И потому несколько неохотно Константин продолжил свой путь на Восток, и на осаду Вероны ушла не одна неделя, прежде чем эта твердыня наконец покорилась ему и армия Помпейяна была уничтожена. Но время, потраченное на кампанию, окупилось с лихвой, ибо теперь вся Северная Италия и альпийские провинции оказались в его руках. Кроме того, Максенцию не удалось остановить марш своего шурина на юг в Апеннинах или в Умбрии, и приходили сообщения, что он засел в римском своем дворце, парализованный страхом и убежденный, что боги, доселе благосклонные к нему, покинули его наконец.
Однако Константин не верил этим сообщениям. По его оценке, Максенций предпочел остаться в Риме со значительной частью своих сил, потому что был убежден, что прекрасно обученные войска преторианской гвардии и кавалерия мавров, собранная во время экспедиции в Африку, окажутся равными любым войскам, которые выставит против него Константин. И поскольку — по крайней мере, в отношении численного равенства — Максенций не ошибался, Константин осторожно двигался на юг по Центральной Италии, потратив почти два месяца на то, чтобы добраться до Красных Скал, местности в семи милях к северу от Рима, где он наконец остановился и разбил лагерь.
2
Красные Скалы, названные так по цвету земли — туфа, выходящей пластами на поверхность, являлись первой станцией императорской почты на старой римской Фламиниевой дороге. Слева плескалось Циминское озеро, а к югу лежали равнины Тибра, но Константин мало надеялся выманить Максенция из-за надежно укрепленных стен Рима на открытое поле сражения.
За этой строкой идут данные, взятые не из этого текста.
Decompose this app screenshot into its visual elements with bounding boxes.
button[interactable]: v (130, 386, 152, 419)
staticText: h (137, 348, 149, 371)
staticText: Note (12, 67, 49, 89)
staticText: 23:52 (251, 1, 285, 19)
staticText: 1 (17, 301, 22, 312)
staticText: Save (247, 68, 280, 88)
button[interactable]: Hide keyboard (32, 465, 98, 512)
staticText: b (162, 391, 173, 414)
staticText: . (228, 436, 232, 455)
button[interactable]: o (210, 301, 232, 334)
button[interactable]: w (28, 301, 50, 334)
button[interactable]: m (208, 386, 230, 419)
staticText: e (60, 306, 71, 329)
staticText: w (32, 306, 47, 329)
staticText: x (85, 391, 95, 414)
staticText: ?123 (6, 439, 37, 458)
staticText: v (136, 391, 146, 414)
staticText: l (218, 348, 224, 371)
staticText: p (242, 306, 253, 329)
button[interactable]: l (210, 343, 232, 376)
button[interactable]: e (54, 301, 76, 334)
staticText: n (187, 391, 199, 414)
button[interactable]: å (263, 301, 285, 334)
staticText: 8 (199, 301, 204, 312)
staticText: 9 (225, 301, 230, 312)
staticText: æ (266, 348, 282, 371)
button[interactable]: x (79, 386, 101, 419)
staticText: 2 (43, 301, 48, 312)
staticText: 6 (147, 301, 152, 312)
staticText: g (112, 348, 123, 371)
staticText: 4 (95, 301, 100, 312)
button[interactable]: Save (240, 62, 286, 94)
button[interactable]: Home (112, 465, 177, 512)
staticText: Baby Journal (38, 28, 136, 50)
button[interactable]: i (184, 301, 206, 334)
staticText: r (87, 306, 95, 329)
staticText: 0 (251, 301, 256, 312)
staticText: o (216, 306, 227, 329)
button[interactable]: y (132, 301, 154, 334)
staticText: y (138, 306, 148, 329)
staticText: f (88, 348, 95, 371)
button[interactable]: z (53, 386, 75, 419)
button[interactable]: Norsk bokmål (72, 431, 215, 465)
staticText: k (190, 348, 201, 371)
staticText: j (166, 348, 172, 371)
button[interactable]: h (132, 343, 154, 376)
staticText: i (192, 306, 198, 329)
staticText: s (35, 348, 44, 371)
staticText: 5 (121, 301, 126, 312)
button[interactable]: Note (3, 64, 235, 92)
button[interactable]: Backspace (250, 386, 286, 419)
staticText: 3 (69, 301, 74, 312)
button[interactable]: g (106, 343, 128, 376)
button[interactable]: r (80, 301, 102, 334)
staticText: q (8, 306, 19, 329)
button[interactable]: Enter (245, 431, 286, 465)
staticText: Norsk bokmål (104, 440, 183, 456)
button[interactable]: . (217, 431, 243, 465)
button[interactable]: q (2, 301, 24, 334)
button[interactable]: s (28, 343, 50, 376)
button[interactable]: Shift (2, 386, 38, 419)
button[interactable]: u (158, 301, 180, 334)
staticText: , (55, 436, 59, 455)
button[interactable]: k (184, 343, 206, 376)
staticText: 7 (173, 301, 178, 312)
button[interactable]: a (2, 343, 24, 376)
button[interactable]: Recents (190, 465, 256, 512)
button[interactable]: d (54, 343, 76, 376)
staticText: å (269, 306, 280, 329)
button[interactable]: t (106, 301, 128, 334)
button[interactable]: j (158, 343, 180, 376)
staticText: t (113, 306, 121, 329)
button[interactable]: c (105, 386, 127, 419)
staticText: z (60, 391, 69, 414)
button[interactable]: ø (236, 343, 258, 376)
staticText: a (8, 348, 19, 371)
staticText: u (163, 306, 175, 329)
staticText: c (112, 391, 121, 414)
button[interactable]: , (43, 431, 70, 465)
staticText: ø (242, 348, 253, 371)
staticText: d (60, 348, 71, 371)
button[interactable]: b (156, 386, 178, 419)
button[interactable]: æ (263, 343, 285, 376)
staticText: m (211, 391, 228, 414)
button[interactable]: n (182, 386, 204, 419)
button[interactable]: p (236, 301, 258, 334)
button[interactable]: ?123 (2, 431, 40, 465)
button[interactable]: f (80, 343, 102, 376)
В день, когда его армия заняла позицию у Красных Скал, он въехал на возвышенность, увенчанную изысканно прекрасной виллой Ливии, в сопровождении сенаторов Марцеллина и Адриана и нескольких командиров. Отделившись от них, он проехал немного в одиночестве, ища умиротворения в спокойной красоте здания, построенного в золотом веке Августа для грациозной супруги принцепса Ливии, прожившей там добрую часть своей жизни.
Она — вспомнил Константин из того немногого, что читал в книгах по римской истории, была щепетильно целомудренной: этой добродетелью, он не сомневался, обладала и его собственная жена, Фауста. Но Фауста явно не могла претендовать на второе замечательное качество Ливии, заключавшееся в том, что она никогда не оспаривала действий своего мужа. Их же становящиеся все более частыми раздоры обычно заканчивались столь же бурными примирениями, которые, он вынужден был признать, вносили в их брачную жизнь волнующее разнообразие. И в глубине души Константин не осуждал Фаусту, ибо догадывался, что причина ее раздражительности заключается в неспособности родить ему сына — за что он нес, по крайней мере, равную ответственность, — хоть она и подарила ему двух прелестных дочерей. Но даже тихое очарование виллы Ливии не способно было вывести его из странного состояния угнетенности, связанного с перспективой осады Рима.